Thank you for your replies.
I am aware of how narrow minded some people are when it comes to the subject of business in medicine. However, I have no choice but to address the matter since I did get a dual degree and did a bunch of work related to clinical business rather than research. So they will WITHOUT FAIL ask me why I got a dual degree. My answers will be truthfully that 1. I want to manage an anesthesia group and 2. i plan to invest the capital I generate into anesthesia as a venture capitalist, angel (early stage VC basically), and/or securities investor given my unique insights into the field. For part 2, I really would like to have some knowledge about the field and where it's probably going technologically, pharmacologically, and operationally.
I'll echo what Nuts said above...good luck with that. Most residency PDs don't want to hear they are training the next AMG director, even if your laudable goal is to use the capital to reinvest in the specialty rather than your 2nd vacation house.

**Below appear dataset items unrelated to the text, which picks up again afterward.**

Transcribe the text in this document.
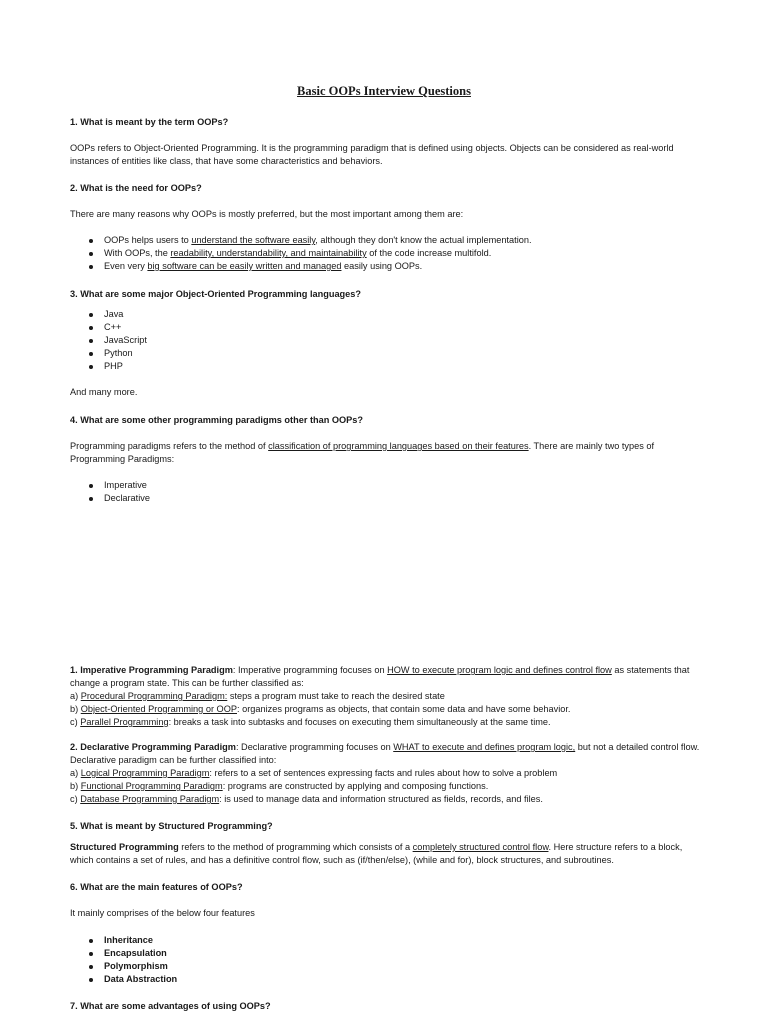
Basic OOPs Interview Questions
1. What is meant by the term OOPs?
OOPs refers to Object-Oriented Programming. It is the programming paradigm that is defined using objects. Objects can be considered as real-world instances of entities like class, that have some characteristics and behaviors.
2. What is the need for OOPs?
There are many reasons why OOPs is mostly preferred, but the most important among them are:
OOPs helps users to understand the software easily, although they don't know the actual implementation.
With OOPs, the readability, understandability, and maintainability of the code increase multifold.
Even very big software can be easily written and managed easily using OOPs.
3. What are some major Object-Oriented Programming languages?
Java
C++
JavaScript
Python
PHP
And many more.
4. What are some other programming paradigms other than OOPs?
Programming paradigms refers to the method of classification of programming languages based on their features. There are mainly two types of Programming Paradigms:
Imperative
Declarative
1. Imperative Programming Paradigm: Imperative programming focuses on HOW to execute program logic and defines control flow as statements that change a program state. This can be further classified as:
a) Procedural Programming Paradigm: steps a program must take to reach the desired state
b) Object-Oriented Programming or OOP: organizes programs as objects, that contain some data and have some behavior.
c) Parallel Programming: breaks a task into subtasks and focuses on executing them simultaneously at the same time.
2. Declarative Programming Paradigm: Declarative programming focuses on WHAT to execute and defines program logic, but not a detailed control flow. Declarative paradigm can be further classified into:
a) Logical Programming Paradigm: refers to a set of sentences expressing facts and rules about how to solve a problem
b) Functional Programming Paradigm: programs are constructed by applying and composing functions.
c) Database Programming Paradigm: is used to manage data and information structured as fields, records, and files.
5. What is meant by Structured Programming?
Structured Programming refers to the method of programming which consists of a completely structured control flow. Here structure refers to a block, which contains a set of rules, and has a definitive control flow, such as (if/then/else), (while and for), block structures, and subroutines.
6. What are the main features of OOPs?
It mainly comprises of the below four features
Inheritance
Encapsulation
Polymorphism
Data Abstraction
7. What are some advantages of using OOPs?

For the sake of your residency interviews, I might recommend playing down your goals of capital investment, and instead describe your interest in understanding the business side of medicine to have a more secure practice, assist your colleagues in your group practice, and represent anesthesiologists for the hospital, etc. blah blah blah. If you have an interest in capital investment, state it as a side interest. As you describe it above, you almost sound as though you want to make a few bucks off passing gas before you move on to your greatest love, which is investment. That's not likely to be welcomed with open arms. That may have landed the coveted MD/MBA slot, but PDs could give a damn about your future business interests, they only want a warm body and open mind to show up for cases at 0600 and stick around for pre-ops until 1800.
Having said that, here's the deal with anesthesia- if you haven't heard the rumors, fewer and fewer bright young minds are entering academic practice, and even fewer are contributing to applicable clinical research. Discussion of this situation has reached alarmist terms, sometimes suggesting the demise of our specialty. Thus you won't necessarily find the hot new trends like you might find in cardiovascular devices and medication trials. Unfortunately, the money isn't there, nor is the research interest.
It's hard to prove long-term mortality benefits when we only see the patient for a few hours. There are exceptions (like Trasylol). Also notice that the actual drug arsenal of anesthesiologists is quite small, and hasn't changed significantly in recent memory. I'm not even sure if there are any commonly used drugs that are still in the proprietary phase. I think all are now generics, which tells you nothing new has come down the pipes in seven years.
Having exhausted you with all that, here's what I see:
BIS is not a new technology, and has reached and passed it's peak usage. However, the field of anesthesia awareness is just getting started, so I would expect more research and technology in the future.
Probably the only new drug of relevance is Sugammadex, which has not yet been released. I wouldn't expect much from drug development.
There have been several technologies trying to estimate what the PA Cath does in a non-invasive manner, but none have been widely adopted. There is room for improvement in this field, since fewer and fewer PACs are being placed.
There has been a recent influx of new intubation techniques, but this too may be reaching it's peak. Nonetheless, there will always be new developments in this area as managing the airway is probably our most critical and visible task.
Ultrasound technology for nerve blocks is expanding rapidly, and is becoming more commonplace even in private practice. I might expect better/augmented U/S technology to help better identify nerves.
If I were in your position, I might specialize in CV anesthesia, as there will always be money in cardiac disease.